Слава орал, рвался в бой…

– Сука… Он мне палец откусил! – кричал он и всё-таки дотянулся ногой, чтобы ещё разок отвесить увесистый пинок.

Когда он немного успокоился, я подошёл к Лысому, проверяя, насколько всё плохо.

Обмякший парень, в крови и пыли, сжимал руками голову и стонал. Этого мне вполне хватило для диагноза: не умер, и на том спасибо.

– И так будет с каждым! – довольно громко и пафосно заявил я толпе. – Кто будет вести себя не по-мужски.

Гордые и счастливые мы пошли обратно к машинам.

– Кофту забыл! – дёрнулся Слава и ринулся обратно.

– Она у меня, – задержал я его.

– Дай…

– Вытрись сначала.

Слава на ходу вытер окровавленное лицо футболкой.

Нет, всё-таки там была и его кровь. Рассечение над глазом тут же заполонялась новой порцией крови, и тонкая струйка прокладывала путь до подбородка.

– Поехали, дома помоешься.

В тот вечер мы возвращались, но не домой. Мы отправились на свою родную дискотеку, где нас встретили как героев.

Потом пошли в бар, где пили. Пили сильно и много. У Славы был специальный стакан, полный водки, куда он периодически макал палец, и каждый раз, сжимая зубы, говорил:

– …как же жжёт.

Кто-то в итоге потом выпил эту водку, но это было уже под утро.
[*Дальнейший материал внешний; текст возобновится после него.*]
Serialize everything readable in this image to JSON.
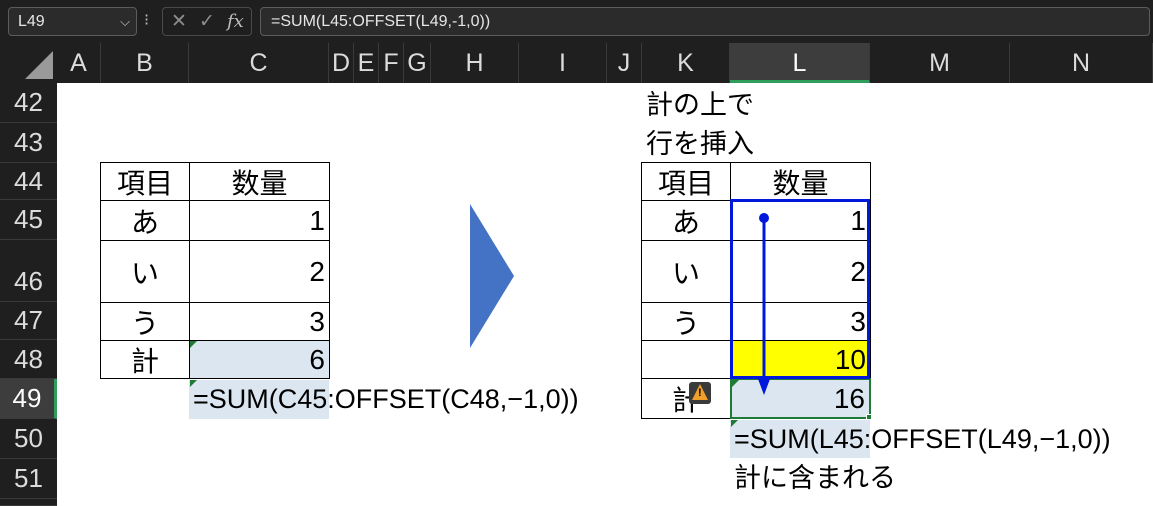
{
  "formula_bar": {
    "name_box": "L49",
    "dots": "⁝",
    "cancel": "✕",
    "enter": "✓",
    "fx": "fx",
    "formula": "=SUM(L45:OFFSET(L49,-1,0))"
  },
  "columns": [
    "A",
    "B",
    "C",
    "D",
    "E",
    "F",
    "G",
    "H",
    "I",
    "J",
    "K",
    "L",
    "M",
    "N"
  ],
  "rows": [
    "42",
    "43",
    "44",
    "45",
    "46",
    "47",
    "48",
    "49",
    "50",
    "51"
  ],
  "left_table": {
    "header_item": "項目",
    "header_qty": "数量",
    "rows": [
      {
        "item": "あ",
        "qty": "1"
      },
      {
        "item": "い",
        "qty": "2"
      },
      {
        "item": "う",
        "qty": "3"
      }
    ],
    "total_label": "計",
    "total_value": "6",
    "formula_note": "=SUM(C45:OFFSET(C48,−1,0))"
  },
  "right_table": {
    "note_line1": "計の上で",
    "note_line2": "行を挿入",
    "header_item": "項目",
    "header_qty": "数量",
    "rows": [
      {
        "item": "あ",
        "qty": "1"
      },
      {
        "item": "い",
        "qty": "2"
      },
      {
        "item": "う",
        "qty": "3"
      },
      {
        "item": "",
        "qty": "10"
      }
    ],
    "total_label": "計",
    "total_value": "16",
    "formula_note": "=SUM(L45:OFFSET(L49,−1,0))",
    "result_note": "計に含まれる"
  },
  "colors": {
    "highlight_yellow": "#ffff00",
    "selected_blue": "#dce6f1",
    "arrow_blue": "#0018d9",
    "transition_arrow": "#4472c4"
  }
}
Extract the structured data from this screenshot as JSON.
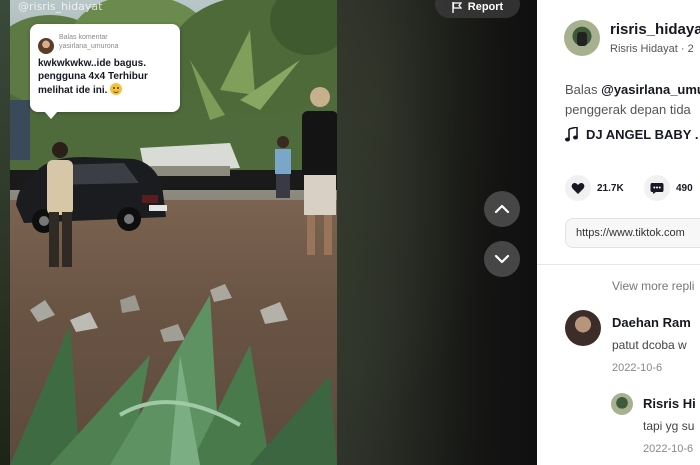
{
  "video": {
    "watermark": "@risris_hidayat",
    "report_label": "Report",
    "reply_bubble": {
      "label": "Balas komentar",
      "username": "yasirlana_umurona",
      "text": "kwkwkwkw..ide bagus. pengguna 4x4 Terhibur melihat ide ini."
    }
  },
  "navigation": {
    "up_icon": "chevron-up-icon",
    "down_icon": "chevron-down-icon"
  },
  "author": {
    "handle": "risris_hidaya",
    "name_date": "Risris Hidayat · 2"
  },
  "caption": {
    "prefix": "Balas ",
    "mention": "@yasirlana_umu",
    "line2": "penggerak depan tida"
  },
  "music": {
    "icon": "music-note-icon",
    "title": "DJ ANGEL BABY ."
  },
  "stats": {
    "likes": "21.7K",
    "comments": "490"
  },
  "share_url": "https://www.tiktok.com",
  "comments": {
    "view_more": "View more repli",
    "items": [
      {
        "name": "Daehan Ram",
        "text": "patut dcoba w",
        "date": "2022-10-6"
      },
      {
        "name": "Risris Hi",
        "text": "tapi yg su",
        "date": "2022-10-6"
      }
    ]
  },
  "colors": {
    "panel_bg": "#ffffff",
    "text_primary": "#161823",
    "text_secondary": "#555555",
    "nav_button_bg": "#545454"
  }
}
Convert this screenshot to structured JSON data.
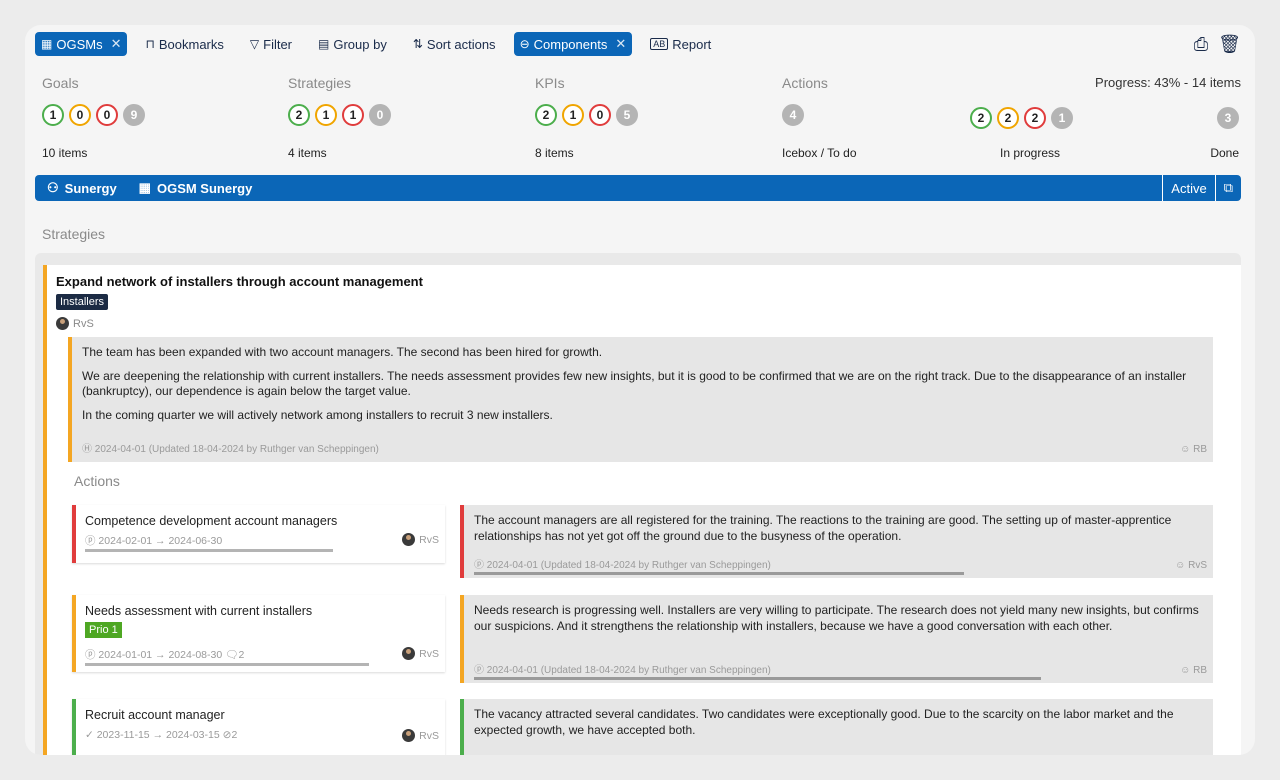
{
  "toolbar": {
    "ogsms": "OGSMs",
    "bookmarks": "Bookmarks",
    "filter": "Filter",
    "group_by": "Group by",
    "sort_actions": "Sort actions",
    "components": "Components",
    "report": "Report"
  },
  "stats": {
    "goals": {
      "label": "Goals",
      "values": [
        "1",
        "0",
        "0",
        "9"
      ],
      "count": "10 items"
    },
    "strategies": {
      "label": "Strategies",
      "values": [
        "2",
        "1",
        "1",
        "0"
      ],
      "count": "4 items"
    },
    "kpis": {
      "label": "KPIs",
      "values": [
        "2",
        "1",
        "0",
        "5"
      ],
      "count": "8 items"
    },
    "actions": {
      "label": "Actions",
      "progress": "Progress: 43% - 14 items",
      "icebox": {
        "value": "4",
        "label": "Icebox / To do"
      },
      "in_progress": {
        "values": [
          "2",
          "2",
          "2",
          "1"
        ],
        "label": "In progress"
      },
      "done": {
        "value": "3",
        "label": "Done"
      }
    }
  },
  "context": {
    "org": "Sunergy",
    "ogsm": "OGSM Sunergy",
    "status": "Active"
  },
  "section_strategies": "Strategies",
  "strategy": {
    "title": "Expand network of installers through account management",
    "tag": "Installers",
    "owner": "RvS",
    "note": {
      "p1": "The team has been expanded with two account managers. The second has been hired for growth.",
      "p2": "We are deepening the relationship with current installers. The needs assessment provides few new insights, but it is good to be confirmed that we are on the right track. Due to the disappearance of an installer (bankruptcy), our dependence is again below the target value.",
      "p3": "In the coming quarter we will actively network among installers to recruit 3 new installers.",
      "meta": "2024-04-01 (Updated 18-04-2024 by Ruthger van Scheppingen)",
      "who": "RB"
    }
  },
  "actions_title": "Actions",
  "actions": [
    {
      "title": "Competence development account managers",
      "dates": "2024-02-01 → 2024-06-30",
      "owner": "RvS",
      "note": "The account managers are all registered for the training. The reactions to the training are good. The setting up of master-apprentice relationships has not yet got off the ground due to the busyness of the operation.",
      "meta": "2024-04-01 (Updated 18-04-2024 by Ruthger van Scheppingen)",
      "who": "RvS",
      "progress": 0.7
    },
    {
      "title": "Needs assessment with current installers",
      "tag": "Prio 1",
      "dates": "2024-01-01 → 2024-08-30",
      "extra": "2",
      "owner": "RvS",
      "note": "Needs research is progressing well. Installers are very willing to participate. The research does not yield many new insights, but confirms our suspicions. And it strengthens the relationship with installers, because we have a good conversation with each other.",
      "meta": "2024-04-01 (Updated 18-04-2024 by Ruthger van Scheppingen)",
      "who": "RB",
      "progress": 0.81
    },
    {
      "title": "Recruit account manager",
      "dates": "2023-11-15 → 2024-03-15",
      "extra": "2",
      "owner": "RvS",
      "note": "The vacancy attracted several candidates. Two candidates were exceptionally good. Due to the scarcity on the labor market and the expected growth, we have accepted both."
    }
  ],
  "colors": {
    "primary": "#0b66b7",
    "green": "#4cae4c",
    "yellow": "#f0a500",
    "red": "#e03c3c",
    "grey": "#b4b4b4",
    "strategy_accent": "#f4a623",
    "prio": "#4ea723"
  }
}
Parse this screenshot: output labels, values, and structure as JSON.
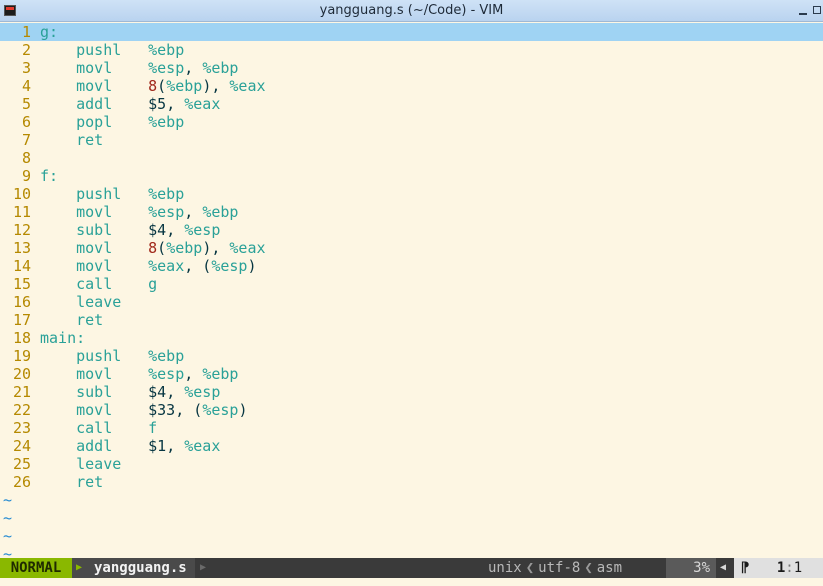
{
  "window": {
    "title": "yangguang.s (~/Code) - VIM"
  },
  "editor": {
    "lines": [
      {
        "n": "1",
        "label": "g:"
      },
      {
        "n": "2",
        "op": "pushl",
        "args": [
          [
            "reg",
            "%ebp"
          ]
        ]
      },
      {
        "n": "3",
        "op": "movl",
        "args": [
          [
            "reg",
            "%esp"
          ],
          [
            "punct",
            ", "
          ],
          [
            "reg",
            "%ebp"
          ]
        ]
      },
      {
        "n": "4",
        "op": "movl",
        "args": [
          [
            "num",
            "8"
          ],
          [
            "punct",
            "("
          ],
          [
            "reg",
            "%ebp"
          ],
          [
            "punct",
            "), "
          ],
          [
            "reg",
            "%eax"
          ]
        ]
      },
      {
        "n": "5",
        "op": "addl",
        "args": [
          [
            "imm",
            "$5"
          ],
          [
            "punct",
            ", "
          ],
          [
            "reg",
            "%eax"
          ]
        ]
      },
      {
        "n": "6",
        "op": "popl",
        "args": [
          [
            "reg",
            "%ebp"
          ]
        ]
      },
      {
        "n": "7",
        "op": "ret",
        "args": []
      },
      {
        "n": "8"
      },
      {
        "n": "9",
        "label": "f:"
      },
      {
        "n": "10",
        "op": "pushl",
        "args": [
          [
            "reg",
            "%ebp"
          ]
        ]
      },
      {
        "n": "11",
        "op": "movl",
        "args": [
          [
            "reg",
            "%esp"
          ],
          [
            "punct",
            ", "
          ],
          [
            "reg",
            "%ebp"
          ]
        ]
      },
      {
        "n": "12",
        "op": "subl",
        "args": [
          [
            "imm",
            "$4"
          ],
          [
            "punct",
            ", "
          ],
          [
            "reg",
            "%esp"
          ]
        ]
      },
      {
        "n": "13",
        "op": "movl",
        "args": [
          [
            "num",
            "8"
          ],
          [
            "punct",
            "("
          ],
          [
            "reg",
            "%ebp"
          ],
          [
            "punct",
            "), "
          ],
          [
            "reg",
            "%eax"
          ]
        ]
      },
      {
        "n": "14",
        "op": "movl",
        "args": [
          [
            "reg",
            "%eax"
          ],
          [
            "punct",
            ", ("
          ],
          [
            "reg",
            "%esp"
          ],
          [
            "punct",
            ")"
          ]
        ]
      },
      {
        "n": "15",
        "op": "call",
        "args": [
          [
            "reg",
            "g"
          ]
        ]
      },
      {
        "n": "16",
        "op": "leave",
        "args": []
      },
      {
        "n": "17",
        "op": "ret",
        "args": []
      },
      {
        "n": "18",
        "label": "main:"
      },
      {
        "n": "19",
        "op": "pushl",
        "args": [
          [
            "reg",
            "%ebp"
          ]
        ]
      },
      {
        "n": "20",
        "op": "movl",
        "args": [
          [
            "reg",
            "%esp"
          ],
          [
            "punct",
            ", "
          ],
          [
            "reg",
            "%ebp"
          ]
        ]
      },
      {
        "n": "21",
        "op": "subl",
        "args": [
          [
            "imm",
            "$4"
          ],
          [
            "punct",
            ", "
          ],
          [
            "reg",
            "%esp"
          ]
        ]
      },
      {
        "n": "22",
        "op": "movl",
        "args": [
          [
            "imm",
            "$33"
          ],
          [
            "punct",
            ", ("
          ],
          [
            "reg",
            "%esp"
          ],
          [
            "punct",
            ")"
          ]
        ]
      },
      {
        "n": "23",
        "op": "call",
        "args": [
          [
            "reg",
            "f"
          ]
        ]
      },
      {
        "n": "24",
        "op": "addl",
        "args": [
          [
            "imm",
            "$1"
          ],
          [
            "punct",
            ", "
          ],
          [
            "reg",
            "%eax"
          ]
        ]
      },
      {
        "n": "25",
        "op": "leave",
        "args": []
      },
      {
        "n": "26",
        "op": "ret",
        "args": []
      }
    ],
    "cursor_line": 1,
    "filler": [
      "~",
      "~",
      "~",
      "~"
    ]
  },
  "statusline": {
    "mode": "NORMAL",
    "filename": "yangguang.s",
    "fileformat": "unix",
    "encoding": "utf-8",
    "filetype": "asm",
    "percent": "3%",
    "line_icon": "⁋",
    "line": "1",
    "column": "1"
  },
  "colors": {
    "background": "#fdf6e3",
    "line_number": "#b58900",
    "keyword": "#2aa198",
    "number": "#a0281a",
    "cursorline": "#9fd3f3",
    "mode_normal": "#8ab800"
  }
}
Мы отпраздновали победу, в основном поднимая тосты за Славу и за дружбу. Чтобы при любом кипише мы смогли собраться вместе и надавать нашим противникам по зубам:

– …и выдавить им глаза, – улыбаясь, добавлял Слава.

А уже на следующий день мы узнали, что он оказался в ментовке.

Этот лысый паршивец утром снял побои и написал заявление. Что-что, а этот жест считался для нас самым низким и подлым. Мы никогда не привлекали власти.

Влез в передрягу – разбирайся сам. Не можешь сам – зови друзей. Но власти – никогда.

В тот же день я пошёл к Славиной матери, тёте Ане. Она знала меня с детства и любила так же, как все матери любят хороших друзей своего сына. Но в этот раз она встретила меня холодно. Точнее, не холодно, а очень даже горячо. Короче говоря, у меня не получилось с ней поговорить, так как она начала кричать. Кричать о том, что мы портим её сына и что из-за нас он оказался в ментовке. Конечно, в её словах была часть правды, но больше обиды и отчаяния.

В лучшем случае Славе грозило около года заключения, в худшем – до трёх.

Мне не удалось узнать, можем ли мы чем-то помочь.

– Спасибо! – прокричала мне вслед тётя Аня. – Помогли уже.

Я бы и не узнал, если бы не встретил по пути домой отца Славы, дядю Толю.

– Я извиняюсь, – первым делом сказал я.

Было видно, что дядя Толя с удовольствием бы повёл себя, как его жена. Накричал бы на меня, обвинил бы во всём друзей и вышвырнул меня за шкирку. Но он сдержался.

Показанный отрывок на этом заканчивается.